Department of Respiratory Medicine, Jining First People's Hospital, Jining, 272000, Shandong, China.
Department of Respiratory Medicine, Jining First People's Hospital, Jining, 272000, Shandong, China.
Biochem Biophys Res Commun. 2019 Jun 25;514(2):443-449. doi: 10.1016/j.bbrc.2019.04.132. Epub 2019 May 1.
The non-small cell lung cancer (NSCLC) denotes a malignant type of cancers. Long non-coding RNAs (lncRNAs) can actively participate in cancer development. However, the exact role of lncRNAs in NSCLC remains largely elusive. In current work, we report a novel intergenic lncRNA LINC01288 involved in NSCLC. We found that LINC01288 is frequently upregulated in NSCLC samples and cell lines. LINC01288 significantly promotes viability, migration, xenograft tumor growth and metastasis in vitro and in vivo. LINC01288 physically interacts with the IL-6 mRNA and increase the stability of IL-6 transcripts. Subsequently, the autocrine induction of IL-6 and enhanced STAT3 activation may facilitate NSCLC progression. Collectively, our data have demonstrated that LINC01288 serves as a crucial mediator of IL-6/STAT3 pathway and created novel interplay between lncRNAs and tumor development.
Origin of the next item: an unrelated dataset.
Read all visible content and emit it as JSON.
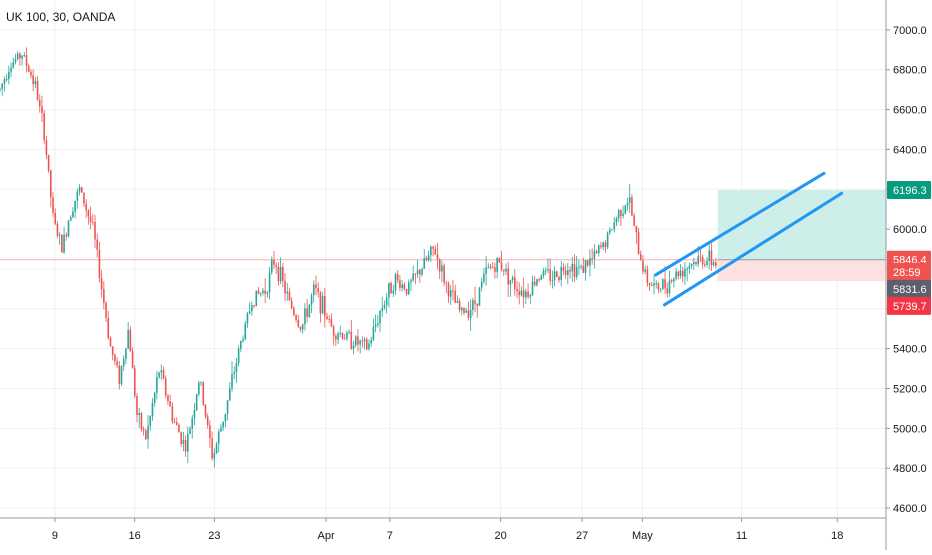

非小细胞肺癌(NSCLC)是一种恶性癌症。长链非编码 RNA(lncRNA)可以积极参与癌症的发展。然而,lncRNA 在 NSCLC 中的确切作用在很大程度上仍不清楚。在当前的工作中,我们报告了一种新型的参与 NSCLC 的基因间 lncRNA LINC01288。我们发现 LINC01288 在 NSCLC 样本和细胞系中经常上调。LINC01288 显著促进 NSCLC 的体外和体内的活力、迁移、异种移植肿瘤生长和转移。LINC01288 与 IL-6 mRNA 物理相互作用,并增加 IL-6 转录本的稳定性。随后,IL-6 的自分泌诱导和增强的 STAT3 激活可能促进 NSCLC 的进展。总之,我们的数据表明 LINC01288 作为 IL-6/STAT3 通路的关键介质,并在 lncRNA 和肿瘤发展之间创造了新的相互作用。